The old woman looked at him with an expression of affectionate tolerance. “My dear boy,” she said quietly, “Margaret is wildly unhappy; money never yet purchased happiness; that’s the reason she behaves so outrageously. Have you heard of her latest? She danced a kind of highland fling or a jig after her dinner the other night. White was furious, and they’re telling a story of an open quarrel after the musicale when he swore at her and she laughed in his face.”

“White is a brute, but Margaret chose him with her eyes open,” he replied, “and I think Fox feels it. At any rate there’s nothing in that gossip about Wingfield; he had quarrelled with the President. You know the story is that he was found walking up and down his hall, the Wednesday after Congress met, shaking his fist and shouting about the message. ‘That damned message!’ he said, ‘it will ruin the party—if I’d only been here!’ He was away at the time it was written and, of course, that paragraph did virtually condemn his administration of the department. He had to resign; that goes without saying!”

“I suppose so, and Mrs. Wingfield talked; we all know what a tongue she has!”

Allestree laughed, leaning back in his chair with his hands clasped behind his head. “Well, she’s going, anyway.”

“But she isn’t,” sighed Mrs. Allestree; “she’s to stay over two months, heaven knows why!”

“The Lord deliver Margaret then!” exclaimed her son, still laughing.

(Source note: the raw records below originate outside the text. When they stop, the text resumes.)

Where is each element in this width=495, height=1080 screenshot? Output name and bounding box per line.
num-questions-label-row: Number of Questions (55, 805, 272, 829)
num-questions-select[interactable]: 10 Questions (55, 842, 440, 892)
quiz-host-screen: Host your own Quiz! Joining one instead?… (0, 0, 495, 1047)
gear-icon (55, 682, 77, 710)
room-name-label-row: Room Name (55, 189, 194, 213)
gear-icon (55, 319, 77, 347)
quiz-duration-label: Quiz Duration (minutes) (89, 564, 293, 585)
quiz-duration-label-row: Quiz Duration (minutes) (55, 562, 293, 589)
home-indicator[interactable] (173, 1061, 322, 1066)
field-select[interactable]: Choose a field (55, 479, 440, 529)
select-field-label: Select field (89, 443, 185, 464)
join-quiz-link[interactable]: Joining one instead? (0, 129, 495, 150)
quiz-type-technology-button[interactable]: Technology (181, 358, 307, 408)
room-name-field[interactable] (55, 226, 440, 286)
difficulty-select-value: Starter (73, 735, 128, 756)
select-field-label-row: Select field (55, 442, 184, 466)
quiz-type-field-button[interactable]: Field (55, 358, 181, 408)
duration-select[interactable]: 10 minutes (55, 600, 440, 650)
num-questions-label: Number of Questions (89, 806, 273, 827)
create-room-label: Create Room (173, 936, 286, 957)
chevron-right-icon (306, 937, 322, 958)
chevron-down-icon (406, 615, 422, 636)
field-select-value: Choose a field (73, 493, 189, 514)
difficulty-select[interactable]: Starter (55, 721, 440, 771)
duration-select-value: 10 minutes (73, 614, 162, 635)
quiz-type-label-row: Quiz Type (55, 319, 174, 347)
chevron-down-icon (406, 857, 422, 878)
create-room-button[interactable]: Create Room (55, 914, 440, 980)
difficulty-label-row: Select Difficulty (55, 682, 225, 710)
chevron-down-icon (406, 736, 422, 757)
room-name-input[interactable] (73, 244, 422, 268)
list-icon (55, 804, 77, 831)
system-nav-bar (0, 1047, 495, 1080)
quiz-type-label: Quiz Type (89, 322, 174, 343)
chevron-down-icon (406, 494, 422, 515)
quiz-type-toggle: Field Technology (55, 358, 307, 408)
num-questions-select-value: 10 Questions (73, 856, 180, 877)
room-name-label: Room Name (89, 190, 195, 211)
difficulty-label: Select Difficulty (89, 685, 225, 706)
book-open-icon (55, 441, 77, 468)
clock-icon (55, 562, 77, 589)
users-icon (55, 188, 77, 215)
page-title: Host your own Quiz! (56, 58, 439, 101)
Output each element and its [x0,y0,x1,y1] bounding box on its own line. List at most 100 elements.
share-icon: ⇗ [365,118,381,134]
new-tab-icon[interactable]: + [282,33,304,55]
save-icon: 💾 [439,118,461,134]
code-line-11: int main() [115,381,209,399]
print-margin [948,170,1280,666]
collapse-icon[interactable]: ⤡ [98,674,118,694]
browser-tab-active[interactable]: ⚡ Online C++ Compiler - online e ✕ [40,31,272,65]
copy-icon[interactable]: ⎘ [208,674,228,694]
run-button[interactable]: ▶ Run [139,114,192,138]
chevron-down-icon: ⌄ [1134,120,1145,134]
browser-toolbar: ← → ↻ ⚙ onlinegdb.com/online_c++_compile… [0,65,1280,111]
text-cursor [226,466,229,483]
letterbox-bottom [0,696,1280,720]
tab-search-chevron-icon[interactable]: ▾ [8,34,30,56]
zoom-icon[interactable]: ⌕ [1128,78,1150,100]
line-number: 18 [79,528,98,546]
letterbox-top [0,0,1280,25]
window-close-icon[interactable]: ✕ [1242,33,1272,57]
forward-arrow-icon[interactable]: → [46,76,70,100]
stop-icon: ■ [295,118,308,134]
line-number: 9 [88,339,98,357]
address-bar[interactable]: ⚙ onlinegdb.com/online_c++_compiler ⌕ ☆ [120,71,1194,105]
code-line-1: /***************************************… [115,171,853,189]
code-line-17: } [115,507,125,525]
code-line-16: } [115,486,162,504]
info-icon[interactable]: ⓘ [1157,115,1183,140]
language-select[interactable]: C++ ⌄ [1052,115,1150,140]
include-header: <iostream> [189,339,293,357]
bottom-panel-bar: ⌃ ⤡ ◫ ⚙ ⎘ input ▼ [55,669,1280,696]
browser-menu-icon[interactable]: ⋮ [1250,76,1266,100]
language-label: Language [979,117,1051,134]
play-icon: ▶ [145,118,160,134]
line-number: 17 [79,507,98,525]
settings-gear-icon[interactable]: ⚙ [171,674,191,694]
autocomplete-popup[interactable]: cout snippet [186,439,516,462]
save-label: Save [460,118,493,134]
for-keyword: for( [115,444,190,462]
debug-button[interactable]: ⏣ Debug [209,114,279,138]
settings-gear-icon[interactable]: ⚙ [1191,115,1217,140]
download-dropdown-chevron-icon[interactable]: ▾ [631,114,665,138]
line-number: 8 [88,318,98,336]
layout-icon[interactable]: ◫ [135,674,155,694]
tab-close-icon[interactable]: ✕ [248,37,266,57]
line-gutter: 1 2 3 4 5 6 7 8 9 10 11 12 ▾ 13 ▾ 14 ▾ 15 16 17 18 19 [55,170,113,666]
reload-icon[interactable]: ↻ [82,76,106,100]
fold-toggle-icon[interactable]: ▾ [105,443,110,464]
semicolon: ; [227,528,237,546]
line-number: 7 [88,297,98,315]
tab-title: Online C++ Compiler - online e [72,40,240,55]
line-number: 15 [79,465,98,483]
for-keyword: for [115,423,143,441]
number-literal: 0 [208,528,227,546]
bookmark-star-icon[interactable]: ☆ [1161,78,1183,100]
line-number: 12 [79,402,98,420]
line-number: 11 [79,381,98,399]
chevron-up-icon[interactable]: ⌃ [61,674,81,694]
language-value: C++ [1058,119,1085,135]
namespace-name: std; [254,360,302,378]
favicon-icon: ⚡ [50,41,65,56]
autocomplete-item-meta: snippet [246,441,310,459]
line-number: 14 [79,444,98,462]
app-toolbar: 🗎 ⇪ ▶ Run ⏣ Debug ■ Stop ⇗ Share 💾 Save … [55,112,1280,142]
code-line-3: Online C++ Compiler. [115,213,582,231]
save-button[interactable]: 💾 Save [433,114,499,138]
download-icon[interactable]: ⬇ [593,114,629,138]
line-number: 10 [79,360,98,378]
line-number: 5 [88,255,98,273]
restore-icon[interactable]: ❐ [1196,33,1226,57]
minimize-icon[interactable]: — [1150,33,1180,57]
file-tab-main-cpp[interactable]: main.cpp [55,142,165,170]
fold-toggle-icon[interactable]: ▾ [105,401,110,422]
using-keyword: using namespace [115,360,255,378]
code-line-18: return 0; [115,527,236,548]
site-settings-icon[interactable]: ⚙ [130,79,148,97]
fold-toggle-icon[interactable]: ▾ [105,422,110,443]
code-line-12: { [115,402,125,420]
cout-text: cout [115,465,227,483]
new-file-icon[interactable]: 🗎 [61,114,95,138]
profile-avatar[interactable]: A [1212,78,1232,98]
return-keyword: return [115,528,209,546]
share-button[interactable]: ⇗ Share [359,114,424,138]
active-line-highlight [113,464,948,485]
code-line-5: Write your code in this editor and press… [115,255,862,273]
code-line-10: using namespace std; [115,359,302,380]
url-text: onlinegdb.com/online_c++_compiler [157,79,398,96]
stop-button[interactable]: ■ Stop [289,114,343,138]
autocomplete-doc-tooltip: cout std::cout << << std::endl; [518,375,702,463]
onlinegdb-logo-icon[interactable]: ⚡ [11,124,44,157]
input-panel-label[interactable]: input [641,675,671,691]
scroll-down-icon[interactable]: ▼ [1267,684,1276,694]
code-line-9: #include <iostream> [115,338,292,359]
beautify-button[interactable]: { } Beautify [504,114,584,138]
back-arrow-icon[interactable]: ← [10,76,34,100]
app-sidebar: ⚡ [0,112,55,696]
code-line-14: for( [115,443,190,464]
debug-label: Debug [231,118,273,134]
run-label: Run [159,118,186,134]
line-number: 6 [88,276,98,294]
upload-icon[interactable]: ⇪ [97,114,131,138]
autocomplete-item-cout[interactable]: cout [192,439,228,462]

Mrs. Allestree nodded sagely. “Margaret can hold her own though, Robert, and everybody knows how she has insulted Mrs. Wingfield. Margaret’s bon mots have convulsed the town time and again. You know, as well as I do, that it was Margaret who set half the stories going about her. Margaret can do and say the most shocking and heartless things at one moment and be the most charming creature at the next. She often seems to me to be a perfect Undine, to have no soul! Really, sometimes her treatment of White is impossible. Even Lily Osborne professes to be shocked at the dance the other night; she told Martha O’Neal that it was as suggestive as Salome.”

“Mrs. Osborne is a hypocrite,” retorted Allestree scornfully; “by the way, I’m to paint her portrait. I put it at a figure which, I thought, was prohibitive and precluded all possibility of an order, but she closed it at once, without turning an eyelash.”

Mrs. Allestree gave him a long, comprehending look. “White pays for it then,” she remarked dryly.

“Of course,” he replied, “and White pretends to quarrel with his wife’s wild ways!”